Figure 5: Performance degradation with construction LLM downscaling is algorithm-dependent, reflecting output contract rigidity.
The Construction–Serve–Accuracy Frontier
No single agent memory system optimizes for construction cost, per-query latency, and accuracy simultaneously. Flat deterministic indexing (BM25) achieves highest aggregate accuracy under some benchmarks with minimal energy, but fails on tasks demanding compositional or inferential memory.
Figure 6: Construction–serve–accuracy tradeoff surface. Fast construction, low latency, and high accuracy cannot be simultaneously maximized across paradigms or workloads.
Scheduling, Staleness, and Freshness–Latency Tradeoff
Multi-session regimes expose a fundamental tradeoff: when construction outpaces session arrival, the system must choose between serving with stale memory or blocking for synchronous completion, directly impacting user-perceived latency and result freshness.
Figure 7: Scheduling and write latency under multi-session workloads, demonstrating the infeasibility of synchronous construction for agentic systems.
Memory footprint increases monotonically with history length for most systems but with up to 9× spread between paradigms. Token cost for construction can grow super-linearly (notably in agentic flows) if maintenance/purging is not implemented.

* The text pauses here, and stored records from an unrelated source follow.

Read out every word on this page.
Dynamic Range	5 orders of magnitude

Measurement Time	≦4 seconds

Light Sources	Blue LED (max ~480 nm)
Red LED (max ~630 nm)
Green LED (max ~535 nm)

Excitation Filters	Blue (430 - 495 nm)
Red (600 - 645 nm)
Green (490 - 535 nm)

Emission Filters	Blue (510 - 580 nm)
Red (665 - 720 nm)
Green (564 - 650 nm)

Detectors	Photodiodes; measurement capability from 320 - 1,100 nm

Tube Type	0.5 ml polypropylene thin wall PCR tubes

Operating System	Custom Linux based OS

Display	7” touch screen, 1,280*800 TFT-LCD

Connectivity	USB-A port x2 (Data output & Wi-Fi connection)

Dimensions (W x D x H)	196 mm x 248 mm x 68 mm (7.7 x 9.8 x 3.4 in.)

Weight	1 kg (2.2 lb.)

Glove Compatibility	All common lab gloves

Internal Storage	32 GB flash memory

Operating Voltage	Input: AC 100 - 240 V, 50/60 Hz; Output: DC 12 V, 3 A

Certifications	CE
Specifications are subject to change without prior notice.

Figure 8: Growth in construction time, LLM usage, retrieval latency, and on-disk storage as user history length increases.
Retrieval Latency Structure and Tail Behavior
Deterministic retrieval systems achieve tightly bounded latency tails, while agentic and LLM-bounded flows exhibit wide-tailed worst-case runtimes necessitating explicit iteration capping for SLO satisfaction.
Figure 9: Time-to-first-token decomposed by retrieval pipeline depth and organizational paradigm.
Figure 10: Tail latency statistics highlighting the necessity for system- or operator-imposed bounds on iterative or tool-driven agentic pipelines.
Implications and Recommendations
The central finding is that agent memory system choice is a systems engineering decision, not reducible to accuracy-based metrics. Construction cost dominates both energy and time in most modern agentic or structured paradigms, requiring scheduling, admission control, and hardware resource allocation distinct from traditional prompt-based serving. For inter-session or multi-agent deployment, compounded memory growth and freshness-latency restrictions put practical limits on what is feasible without new summarization/compaction policies.
Operators should:
- Match memory paradigm to task requirements, balancing construction/serving energy and capability.
- Enforce batching, admission, and prioritization in serving stacks to prevent construction-induced head-of-line blocking.
- Instrument and cap iteration/tool calls in LLM-driven pipelines to guarantee latency bounds.
- Monitor and manage memory growth—not just footprint but also construction token cost growth—with active forgetting, pruning, or summarization.
- Profile and validate minimal construction LLM for algorithmic viability, not just top-line QA accuracy.
Conclusion
This work establishes definitive characterization of agent memory as a novel workload class, distinct from both naive long-context LLM and classical RAG architectures. Cost and system design are dictated by the details of the construction and retrieval pipeline, with deeper implications for fleet-scale, multi-tenant, and real-time serving. As agentic workflows grow to encompass more modalities and reasoning depth, the profiling methodology and paradigm taxonomy here provide essential structure for future AI systems research.